Ora non ti resta che riporre in freezer i culurgiones, deliziosi ma retaggio di altra Sardegna, e mandare a memoria ciggioni o semplicemente gnocchetti, all’italiana, per quelli che pensavi di dover chiamare malloreddus: il Campidano è lontano e ostile, anche se la pasta è uguale e sempre di Sardegna si tratta, comunque tu fai finta di nulla e dì sempre sì. Ciggioni col sugo di salsiccia, naturalmente, perché la leggerezza, anche senza dover allestire pecora bollita o file di maialetti allo spiedo, non è gradita sulla tavola sassarese.
Ziminu libero
E per secondo? Messo il porcetto in congelatore a far compagnia ai culurgiones, posto che è difficile che riesca a procurarti lo ziminu (il vero piatto tipico, interiora di vitello fatte rigorosamente alla griglia e solo da mai sapienti, materia prima di recente trovata in macelleria dopo 15 anni di proibizionismo) o arrostire alla brace carne di cavallo, ecco il colpo di teatro: un pentolone di ciogga minudda (lumachine) e il gioco è fatto. Bollite e insaporite con l’aglio, rovesciagliele a piene mani sul piatto: le succhierà avido e meticoloso, e così passerà soddisfatto il resto della serata. Potreste anche portargli le lumache o i lumaconi, che si cucinano in altro modo, ma ormai è fatta.
E il pesce? E’ sardo, abita a pochi chilometri dal mare, lo mangerà pure qualche pesciolino… Sì, lo mangia, e gli piacciono anche i gamberoni, ma è una cosa da fare possibilmente a pochi metri dalla spiaggia, e poi la tradizione non lo prevede: anguilla arrosto, quella sì, e al limite sardine alla griglia. Insomma, lasciagli la sua ciogga, somministragli un po’ di verdure crude tra le quali, imprescindibili, i ravanelli, e la bella figura è confezionata. A questo punto potresti portargli una seada, che non è roba sua ma chiuderà un occhio, e il famoso mirto col quale spegnerai sul nascere il racconto del castello abbattuto per esigenze di modernismo.
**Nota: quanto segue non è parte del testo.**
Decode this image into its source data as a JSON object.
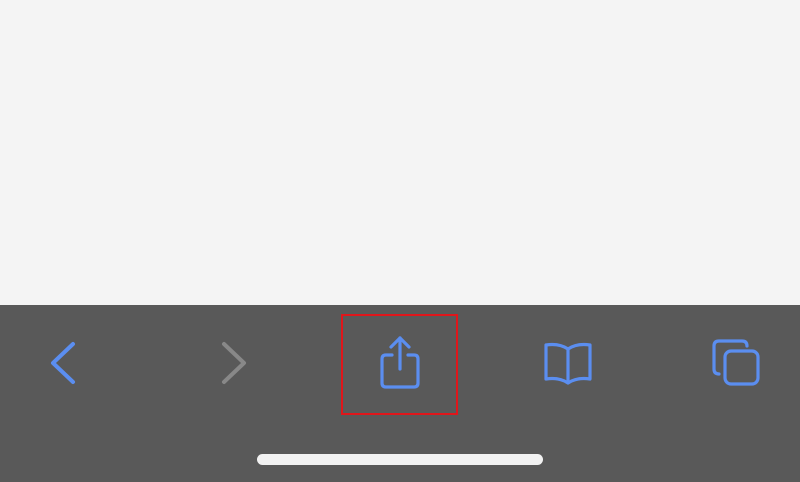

Ah, oltre a impiccare il padre e mangiare cavolfiori, raccontarti di Berlinguer e Cossiga (o più probabilmente solo del primo), cantarti l’inno la mirinzana in forru e spiegarti il perché della sua indole canzonatoria e dissacrante, il sassarese beve. Vino o birra non importa, e in quantità non modeste. In questo, almeno, ammetterà di non essere difforme dai cugini di un’isola della quale si sente, a seconda dell’umore o della quantità di alcol, capitale o estrema periferia.